Depuis l’époque où nous avons laissé cette dernière province, il ne s’y était rien passé de remarquable, que quelques aggressions de la part des Anglais, ou des habitans des colonies anglaises, et des altercations et des hostilités entre les particuliers auxquels, d’après la mauvaise politique du temps, le pays avait été partagé. Les plus notables de ces particuliers étaient M. de Latour ; les sieurs Le Borgne, père et fils, de la Rochelle, qui avaient succédé au sieur de Charnisé, au Port Royal et ailleurs, et le sieur Denys.

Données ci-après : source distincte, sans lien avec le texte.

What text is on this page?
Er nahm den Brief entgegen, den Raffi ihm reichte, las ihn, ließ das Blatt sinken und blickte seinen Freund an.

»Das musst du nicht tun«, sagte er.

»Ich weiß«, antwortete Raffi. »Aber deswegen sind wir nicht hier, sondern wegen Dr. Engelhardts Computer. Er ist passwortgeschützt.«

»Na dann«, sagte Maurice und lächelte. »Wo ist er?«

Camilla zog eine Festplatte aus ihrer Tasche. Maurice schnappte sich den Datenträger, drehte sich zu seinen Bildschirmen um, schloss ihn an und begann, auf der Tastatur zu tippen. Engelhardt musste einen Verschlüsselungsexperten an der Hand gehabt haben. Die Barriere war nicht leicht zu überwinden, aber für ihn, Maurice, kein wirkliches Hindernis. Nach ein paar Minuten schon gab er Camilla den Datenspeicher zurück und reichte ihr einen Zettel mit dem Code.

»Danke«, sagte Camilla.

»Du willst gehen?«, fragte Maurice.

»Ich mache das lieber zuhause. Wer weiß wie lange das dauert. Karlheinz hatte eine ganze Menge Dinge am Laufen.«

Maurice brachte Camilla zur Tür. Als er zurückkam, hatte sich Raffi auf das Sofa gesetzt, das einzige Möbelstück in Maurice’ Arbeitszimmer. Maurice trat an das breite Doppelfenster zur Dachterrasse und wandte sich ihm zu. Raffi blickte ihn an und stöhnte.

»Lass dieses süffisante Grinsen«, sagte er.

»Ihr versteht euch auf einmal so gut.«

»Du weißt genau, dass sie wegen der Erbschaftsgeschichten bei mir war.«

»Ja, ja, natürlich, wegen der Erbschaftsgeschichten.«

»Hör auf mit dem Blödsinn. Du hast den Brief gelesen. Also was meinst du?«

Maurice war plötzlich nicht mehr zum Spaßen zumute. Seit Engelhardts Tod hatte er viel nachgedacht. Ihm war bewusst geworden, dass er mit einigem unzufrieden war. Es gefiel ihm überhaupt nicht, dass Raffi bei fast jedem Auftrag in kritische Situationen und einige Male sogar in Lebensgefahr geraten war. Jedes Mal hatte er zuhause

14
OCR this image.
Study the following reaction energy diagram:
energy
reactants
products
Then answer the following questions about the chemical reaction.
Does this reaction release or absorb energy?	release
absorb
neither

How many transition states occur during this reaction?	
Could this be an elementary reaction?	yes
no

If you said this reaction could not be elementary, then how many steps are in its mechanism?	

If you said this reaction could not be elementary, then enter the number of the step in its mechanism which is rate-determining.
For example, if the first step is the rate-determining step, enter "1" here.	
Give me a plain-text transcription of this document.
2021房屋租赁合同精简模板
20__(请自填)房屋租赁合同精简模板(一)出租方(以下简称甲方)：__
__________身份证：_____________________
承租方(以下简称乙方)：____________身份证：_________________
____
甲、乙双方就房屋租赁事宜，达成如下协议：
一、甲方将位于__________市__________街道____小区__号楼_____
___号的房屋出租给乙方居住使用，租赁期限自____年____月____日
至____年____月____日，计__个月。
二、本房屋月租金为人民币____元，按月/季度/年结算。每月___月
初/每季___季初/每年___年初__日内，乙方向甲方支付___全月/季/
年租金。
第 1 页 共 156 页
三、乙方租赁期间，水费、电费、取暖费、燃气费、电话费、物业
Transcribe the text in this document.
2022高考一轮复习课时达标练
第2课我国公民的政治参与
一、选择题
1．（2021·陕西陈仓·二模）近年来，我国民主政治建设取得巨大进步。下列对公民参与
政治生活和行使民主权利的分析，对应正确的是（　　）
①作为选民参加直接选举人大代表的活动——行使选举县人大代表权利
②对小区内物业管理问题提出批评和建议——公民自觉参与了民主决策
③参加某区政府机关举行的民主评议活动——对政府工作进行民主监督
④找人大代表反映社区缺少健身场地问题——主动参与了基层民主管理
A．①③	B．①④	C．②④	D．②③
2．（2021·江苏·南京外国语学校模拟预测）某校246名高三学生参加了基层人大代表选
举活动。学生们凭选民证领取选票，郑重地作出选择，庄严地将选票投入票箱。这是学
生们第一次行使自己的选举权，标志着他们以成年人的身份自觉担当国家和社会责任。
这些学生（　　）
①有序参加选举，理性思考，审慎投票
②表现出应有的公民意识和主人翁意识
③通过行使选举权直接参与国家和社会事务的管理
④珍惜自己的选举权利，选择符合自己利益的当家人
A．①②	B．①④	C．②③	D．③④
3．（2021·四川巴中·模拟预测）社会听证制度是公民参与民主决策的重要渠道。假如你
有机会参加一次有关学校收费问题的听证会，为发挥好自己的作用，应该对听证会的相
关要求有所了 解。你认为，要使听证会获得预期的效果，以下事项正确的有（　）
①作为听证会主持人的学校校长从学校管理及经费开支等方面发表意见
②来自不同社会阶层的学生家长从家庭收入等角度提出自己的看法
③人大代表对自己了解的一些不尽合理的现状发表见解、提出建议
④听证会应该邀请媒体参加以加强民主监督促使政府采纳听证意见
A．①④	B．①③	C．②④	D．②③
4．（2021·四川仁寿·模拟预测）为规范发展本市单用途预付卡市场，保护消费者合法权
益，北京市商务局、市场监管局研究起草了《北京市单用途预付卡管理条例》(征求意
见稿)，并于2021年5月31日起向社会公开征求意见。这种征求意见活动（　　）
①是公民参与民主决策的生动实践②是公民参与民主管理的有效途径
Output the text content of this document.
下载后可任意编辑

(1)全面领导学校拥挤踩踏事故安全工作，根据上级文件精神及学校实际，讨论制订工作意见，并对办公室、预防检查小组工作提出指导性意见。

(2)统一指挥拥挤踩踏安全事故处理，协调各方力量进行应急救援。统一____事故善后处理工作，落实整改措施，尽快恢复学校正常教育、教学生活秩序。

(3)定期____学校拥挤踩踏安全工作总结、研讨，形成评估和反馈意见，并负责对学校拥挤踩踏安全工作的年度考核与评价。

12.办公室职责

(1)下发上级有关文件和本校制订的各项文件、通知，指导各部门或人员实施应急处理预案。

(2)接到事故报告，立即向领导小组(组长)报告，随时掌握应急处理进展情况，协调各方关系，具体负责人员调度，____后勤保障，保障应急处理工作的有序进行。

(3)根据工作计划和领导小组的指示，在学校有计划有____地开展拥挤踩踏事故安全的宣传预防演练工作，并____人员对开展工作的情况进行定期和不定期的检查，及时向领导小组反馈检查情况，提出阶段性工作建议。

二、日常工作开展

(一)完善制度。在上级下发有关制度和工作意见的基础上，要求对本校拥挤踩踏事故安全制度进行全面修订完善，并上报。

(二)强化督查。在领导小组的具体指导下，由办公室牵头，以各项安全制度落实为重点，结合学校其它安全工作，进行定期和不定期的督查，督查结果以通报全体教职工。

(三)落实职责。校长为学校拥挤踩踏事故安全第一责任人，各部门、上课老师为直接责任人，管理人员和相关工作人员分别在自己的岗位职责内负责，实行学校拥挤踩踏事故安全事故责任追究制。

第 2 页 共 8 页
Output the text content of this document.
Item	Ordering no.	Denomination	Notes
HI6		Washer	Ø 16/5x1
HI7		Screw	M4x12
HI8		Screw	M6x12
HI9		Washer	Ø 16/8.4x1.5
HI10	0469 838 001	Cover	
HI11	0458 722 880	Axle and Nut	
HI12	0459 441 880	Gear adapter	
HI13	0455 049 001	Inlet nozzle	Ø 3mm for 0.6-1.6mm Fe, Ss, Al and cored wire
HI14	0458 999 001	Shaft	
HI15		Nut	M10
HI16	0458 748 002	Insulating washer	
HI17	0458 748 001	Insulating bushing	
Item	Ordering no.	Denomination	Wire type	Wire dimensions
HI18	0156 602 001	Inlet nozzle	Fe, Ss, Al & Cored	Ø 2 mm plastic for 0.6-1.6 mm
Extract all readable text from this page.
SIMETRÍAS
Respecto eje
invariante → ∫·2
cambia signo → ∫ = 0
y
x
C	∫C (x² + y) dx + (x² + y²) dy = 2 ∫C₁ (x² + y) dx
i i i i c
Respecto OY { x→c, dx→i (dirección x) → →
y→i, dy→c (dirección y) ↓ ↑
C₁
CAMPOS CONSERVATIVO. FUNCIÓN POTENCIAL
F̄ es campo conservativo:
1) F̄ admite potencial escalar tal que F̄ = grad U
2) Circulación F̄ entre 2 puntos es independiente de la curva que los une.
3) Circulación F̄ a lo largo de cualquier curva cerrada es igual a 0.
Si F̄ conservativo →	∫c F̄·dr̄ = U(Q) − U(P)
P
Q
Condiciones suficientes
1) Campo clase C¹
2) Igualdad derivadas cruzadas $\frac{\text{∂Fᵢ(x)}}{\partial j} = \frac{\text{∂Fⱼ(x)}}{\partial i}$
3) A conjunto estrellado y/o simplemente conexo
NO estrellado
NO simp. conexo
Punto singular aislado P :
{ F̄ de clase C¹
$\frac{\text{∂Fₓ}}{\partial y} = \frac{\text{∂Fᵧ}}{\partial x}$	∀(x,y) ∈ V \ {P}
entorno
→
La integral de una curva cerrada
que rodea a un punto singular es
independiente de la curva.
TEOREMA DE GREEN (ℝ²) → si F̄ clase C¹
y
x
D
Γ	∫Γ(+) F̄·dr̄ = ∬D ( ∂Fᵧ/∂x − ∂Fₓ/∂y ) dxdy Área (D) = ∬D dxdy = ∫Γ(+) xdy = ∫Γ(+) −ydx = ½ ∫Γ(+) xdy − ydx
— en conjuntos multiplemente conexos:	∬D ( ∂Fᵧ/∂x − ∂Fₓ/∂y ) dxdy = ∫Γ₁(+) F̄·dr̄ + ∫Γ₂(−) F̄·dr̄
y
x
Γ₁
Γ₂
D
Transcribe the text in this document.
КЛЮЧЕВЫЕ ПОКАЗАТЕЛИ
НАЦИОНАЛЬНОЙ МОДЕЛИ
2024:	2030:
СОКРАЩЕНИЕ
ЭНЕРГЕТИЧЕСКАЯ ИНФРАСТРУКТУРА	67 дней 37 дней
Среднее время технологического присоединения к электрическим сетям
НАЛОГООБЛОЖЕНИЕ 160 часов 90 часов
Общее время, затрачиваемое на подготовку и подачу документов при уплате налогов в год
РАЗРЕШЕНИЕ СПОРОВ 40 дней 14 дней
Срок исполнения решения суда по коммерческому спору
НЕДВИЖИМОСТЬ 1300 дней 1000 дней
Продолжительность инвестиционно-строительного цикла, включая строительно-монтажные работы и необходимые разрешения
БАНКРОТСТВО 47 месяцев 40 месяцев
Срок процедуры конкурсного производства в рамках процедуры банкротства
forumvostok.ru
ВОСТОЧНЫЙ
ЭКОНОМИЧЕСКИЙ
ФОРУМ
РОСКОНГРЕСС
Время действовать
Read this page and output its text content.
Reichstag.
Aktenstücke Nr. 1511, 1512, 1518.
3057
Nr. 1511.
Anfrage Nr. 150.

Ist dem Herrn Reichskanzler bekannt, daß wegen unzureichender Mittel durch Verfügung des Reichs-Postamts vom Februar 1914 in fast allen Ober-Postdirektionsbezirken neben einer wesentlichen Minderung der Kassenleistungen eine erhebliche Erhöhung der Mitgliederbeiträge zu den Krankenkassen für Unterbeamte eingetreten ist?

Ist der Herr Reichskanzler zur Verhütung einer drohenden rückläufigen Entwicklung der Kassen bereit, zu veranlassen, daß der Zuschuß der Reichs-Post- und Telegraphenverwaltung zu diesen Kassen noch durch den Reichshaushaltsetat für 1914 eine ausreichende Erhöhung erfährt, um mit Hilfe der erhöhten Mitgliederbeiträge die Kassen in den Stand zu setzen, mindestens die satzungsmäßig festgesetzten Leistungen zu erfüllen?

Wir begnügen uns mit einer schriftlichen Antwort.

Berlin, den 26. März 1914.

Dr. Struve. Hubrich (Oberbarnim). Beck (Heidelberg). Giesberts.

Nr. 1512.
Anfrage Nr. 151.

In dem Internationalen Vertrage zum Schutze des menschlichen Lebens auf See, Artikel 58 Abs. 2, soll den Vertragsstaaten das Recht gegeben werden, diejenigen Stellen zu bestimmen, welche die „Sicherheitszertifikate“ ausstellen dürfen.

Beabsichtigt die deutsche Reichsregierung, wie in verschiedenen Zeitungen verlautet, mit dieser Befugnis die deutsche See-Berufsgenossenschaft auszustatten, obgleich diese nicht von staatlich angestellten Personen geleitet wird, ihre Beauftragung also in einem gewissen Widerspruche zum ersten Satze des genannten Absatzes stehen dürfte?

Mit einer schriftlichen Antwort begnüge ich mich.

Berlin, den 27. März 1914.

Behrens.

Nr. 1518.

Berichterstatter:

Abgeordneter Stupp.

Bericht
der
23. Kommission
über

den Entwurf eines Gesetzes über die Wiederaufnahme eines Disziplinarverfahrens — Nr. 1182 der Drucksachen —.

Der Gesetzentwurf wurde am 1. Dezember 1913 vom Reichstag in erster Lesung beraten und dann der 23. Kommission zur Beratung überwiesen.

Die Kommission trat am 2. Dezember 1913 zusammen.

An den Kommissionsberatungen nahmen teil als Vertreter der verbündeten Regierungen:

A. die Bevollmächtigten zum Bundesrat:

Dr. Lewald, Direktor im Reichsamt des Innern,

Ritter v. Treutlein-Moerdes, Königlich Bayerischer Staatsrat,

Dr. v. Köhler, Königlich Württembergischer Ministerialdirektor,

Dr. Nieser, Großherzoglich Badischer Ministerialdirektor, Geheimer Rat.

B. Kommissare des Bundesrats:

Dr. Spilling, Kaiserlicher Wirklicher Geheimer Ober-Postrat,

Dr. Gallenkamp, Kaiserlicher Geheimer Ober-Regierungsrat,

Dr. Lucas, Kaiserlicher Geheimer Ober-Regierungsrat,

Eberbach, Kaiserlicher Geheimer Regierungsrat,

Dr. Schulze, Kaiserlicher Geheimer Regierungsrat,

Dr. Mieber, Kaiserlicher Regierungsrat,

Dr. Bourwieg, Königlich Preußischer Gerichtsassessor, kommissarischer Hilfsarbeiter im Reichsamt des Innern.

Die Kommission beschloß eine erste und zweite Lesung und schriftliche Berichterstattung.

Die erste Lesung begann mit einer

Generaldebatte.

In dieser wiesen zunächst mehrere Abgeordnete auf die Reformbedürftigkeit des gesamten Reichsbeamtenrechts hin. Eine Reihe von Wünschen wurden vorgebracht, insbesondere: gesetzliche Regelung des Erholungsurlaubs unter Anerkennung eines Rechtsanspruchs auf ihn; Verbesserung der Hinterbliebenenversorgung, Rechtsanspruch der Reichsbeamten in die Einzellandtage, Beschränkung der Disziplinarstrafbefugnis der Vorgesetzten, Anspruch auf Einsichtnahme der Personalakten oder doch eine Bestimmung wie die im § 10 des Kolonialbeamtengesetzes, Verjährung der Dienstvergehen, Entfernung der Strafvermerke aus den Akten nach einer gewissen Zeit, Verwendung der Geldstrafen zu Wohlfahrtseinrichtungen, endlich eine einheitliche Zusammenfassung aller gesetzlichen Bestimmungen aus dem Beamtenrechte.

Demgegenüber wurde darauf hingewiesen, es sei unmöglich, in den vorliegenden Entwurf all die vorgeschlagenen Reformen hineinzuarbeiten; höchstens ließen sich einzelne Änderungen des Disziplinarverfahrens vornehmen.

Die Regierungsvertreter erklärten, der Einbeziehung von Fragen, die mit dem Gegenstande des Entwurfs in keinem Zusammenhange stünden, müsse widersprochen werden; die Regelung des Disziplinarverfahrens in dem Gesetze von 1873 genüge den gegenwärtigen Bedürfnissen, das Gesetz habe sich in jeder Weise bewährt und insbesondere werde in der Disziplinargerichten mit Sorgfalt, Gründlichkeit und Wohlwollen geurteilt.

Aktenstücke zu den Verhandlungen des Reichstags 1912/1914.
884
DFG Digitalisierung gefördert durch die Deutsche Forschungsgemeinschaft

Ce dernier avait obtenu la côte orientale, depuis Camceaux jusqu’à Gaspé ; il y avait bâti le fort de Chédabouctou, et celui de Saint-Pierre, dans l’Île Royale, où il avait aussi commencé un établissement. M. Denys était un homme de mérite, à vues droites, et à conceptions vastes ; mais les sieurs Le Borgne, et le nommé Lagiraudière, qui avait aussi obtenu une concession de terres en Acadie, et particulièrement le port de Camceaux, ne se montrent que comme d’indignes intriguans, ou plutôt, comme des aventuriers sans foi, sans probité, plus dignes de commander à des flibustiers, que capables de former des établissemens solides, dans un pays nouveau. Les aggressions injustes, les usurpations dont ils se rendirent coupables, rappellent, selon la remarque d’un historien, « ces petits seigneurs féodaux, qui attaquaient leurs castels, dès qu’ils étaient mécontents les uns des autres. » Enfin, Hubert d’Andilly, chevalier de Grand-Fontaine, avait succédé à ces particuliers, en 1670, comme gouverneur, pour le roi, de toute l’Acadie, depuis la rivière de Kinnibequi, ou Kennebec, jusqu’au fleuve Saint-Laurent.

On avait songé, à la cour de France, à mettre cette province en état d’être secourue promptement, du côté de Québec, au moyen d’une route commode entre cette capitale et le Port Royal, ou le fort de Saint-Jean, ou même Pentagoët : M. Patoulet, commissaire de marine, avait été envoyé sur les lieux, dans cette vue ; mais le projet ne fut pas mis à exécution, et l’on ne pouvait communiquer que très difficilement, par terre, entre l’Acadie et le Canada proprement dit, quand M. Perrot succéda au chevalier de Grand-Fontaine.

M. de Meules fit la visite des provinces méridionales du Canada, vers la fin de l’année suivante 1685 ; et à son retour à Québec, il écrivit au ministre des colonies une lettre, où il lui disait, entr’autres choses, que le plus utile établissement que l’on pouvait faire était celui de l’Acadie ; que pour rendre cet établissement stable, il était nécessaire, avant tout, de peupler et de fortifier le Port-Royal, et de construire un bon fort à Pantagoët, pour servir de barrière contre les Anglais ; que si, avec cela, on pouvait s’établir solidement à la Hève, dans l’île du Cap Breton, et à Plaisance en Terre-Neuve, rien n’empêcherait que la France ne fût seule maîtresse des pêches de la morue, objet pour le moins aussi important que le commerce, même exclusif, des pelleteries ; et enfin, qu’ayant fait le dénombrement de tout ce qui dépendait du gouvernement de l’Acadie, il n’y avait pas trouvé neuf cents personnes.

  1. Les Hurons de Sylleri étant presque tous morts de la petite vérole, le P. Chaumonot, jésuite, rassembla tous ceux qui se trouvaient dans les environs de Québec, et les fixa à l’endroit appellé maintenant l’Ancienne Lorette.
  2. Cette province, appellée auparavant Nouvelle-Belgique, était passée, depuis quelques années, de la Hollande à l’Angleterre.